As organizations build towards a Zero Trust security architecture, many are searching for the right technologies to help. But with so many vendors promising the perfect security solution, navigating the choices can be overwhelming.
The urgency – and confusion – of searching for the right cybersecurity solution can leave organizations stymied.
We sat down with Illumio’s Raghu Nandakumara, Senior Director of Industry Solutions Marketing, to explore the essential factors teams need to consider when choosing a cybersecurity vendor, including the questions to ask and the pitfalls to avoid.
What should procurement teams ask vendors to ensure the best fit for their organization's needs?
Procurement teams are often focused on cost reduction, but two crucial questions should guide their vendor selection process.
How are you going to help me solve my problem? It’s essential to clearly articulate the specific problem your organization aims to address with a security solution. Without a clear problem statement, it becomes challenging for you and the vendor to assess whether a solution aligns with your needs.
How am I going to be able to measure your success? An outcome-focused approach demands measurable results. Security procurement teams must have clear metrics in place to evaluate the effectiveness of the solution – and expect vendors to demonstrate how their solution will achieve those goals.
What factors should be considered when investing in new technology?
The primary consideration should always be the technology's ability to deliver measurable security benefits and reduce risk. To assess this, organizations need to evaluate the impact of the technology on people, processes, and the overall technology stack.
Key questions to ask include:
Will this capability significantly reduce or mitigate an existing risk?
Does it complement the existing security toolset or require replacing anything?
Will it add complexity to the environment or increase operational overheads?
When can we expect to see a return on our investment?
What vetting methods should businesses employ when evaluating security vendors?
Proof of concept is a critical step before committing to a security vendor.
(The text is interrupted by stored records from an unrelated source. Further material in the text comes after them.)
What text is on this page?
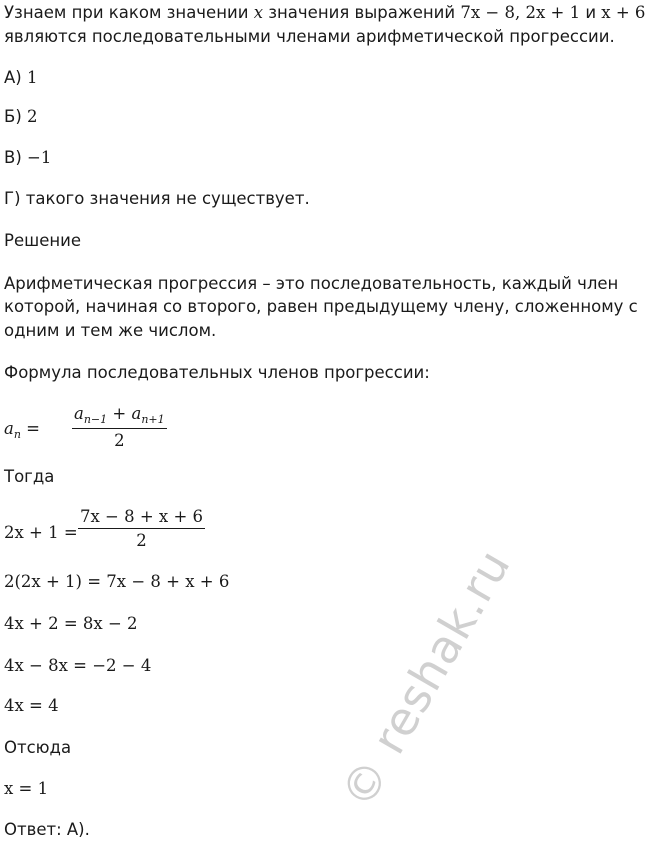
Узнаем при каком значении x значения выражений 7x − 8, 2x + 1 и x + 6
являются последовательными членами арифметической прогрессии.
А) 1
Б) 2
В) −1
Г) такого значения не существует.
Решение
Арифметическая прогрессия – это последовательность, каждый член
которой, начиная со второго, равен предыдущему члену, сложенному с
одним и тем же числом.
Формула последовательных членов прогрессии:
$a_n = \frac{a_{n-1} + a_{n+1}}{2}$
Тогда
$2x + 1 = \frac{7x - 8 + x + 6}{2}$
2(2x + 1) = 7x − 8 + x + 6
4x + 2 = 8x − 2
4x − 8x = −2 − 4
4x = 4
Отсюда
x = 1
Ответ: А).
© reshak.ru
This allows businesses to test the vendor's capabilities and determine if they align with their requirements.
However, it's important to note that proof of concept may not cover all possible scenarios. To gain a comprehensive understanding, additional testing methods such as red team exercises and tabletop threat modeling should be conducted.
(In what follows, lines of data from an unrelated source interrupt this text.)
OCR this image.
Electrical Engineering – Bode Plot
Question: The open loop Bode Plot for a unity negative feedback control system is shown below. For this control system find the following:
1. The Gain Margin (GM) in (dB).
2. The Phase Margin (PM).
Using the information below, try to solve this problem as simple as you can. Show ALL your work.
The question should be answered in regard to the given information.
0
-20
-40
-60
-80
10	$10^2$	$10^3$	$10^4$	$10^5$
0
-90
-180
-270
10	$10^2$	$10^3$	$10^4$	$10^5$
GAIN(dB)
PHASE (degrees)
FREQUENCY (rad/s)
What are common mistakes businesses make when choosing a security provider?
The most significant mistake is focusing solely on the immediate, day-one problem without considering the long-term feasibility within the organization.
Organizations must evaluate how the chosen solution will integrate into their operational processes and broader security stack in the long run. This requires a holistic approach and considering the product's manageability once it becomes part of standard operations.
How should businesses judge the actual value of a vendor's unique selling proposition (USP), especially for innovative solutions or solutions to new cyber threats?
The value of a USP depends on the organization's objective and how the solution contributes to achieving security goals. For instance, if the objective is to replace outdated technology, cost might be the primary factor. However, when introducing a new capability or security improvement, value should be linked to how the technology enhances overall security outcomes.
How can teams cut through cybersecurity buzzwords and scrutinize lofty promises?
To cut through cybersecurity buzzwords and assess vendor claims effectively, organizations should focus on outcome-based conversations. Instead of being swayed by marketing jargon, they should seek vendors that provide independent evidence and real-life testing results from third-party agencies like Bishop Fox to back up their promises. Transparency and the ability to validate results build trust and ensure vendors' solutions align with their actual needs.
Making the right vendor selection is critical to achieving a robust security posture and building a Zero Trust strategy. By considering the factors in this post and asking the right questions, organizations can navigate the complex vendor landscape with confidence and find the cybersecurity partner that best aligns with their goals and objectives. Cybersecurity isn’t a one-size-fits-all solution, and a well-informed decision today can lead to a more secure and resilient organization in the future.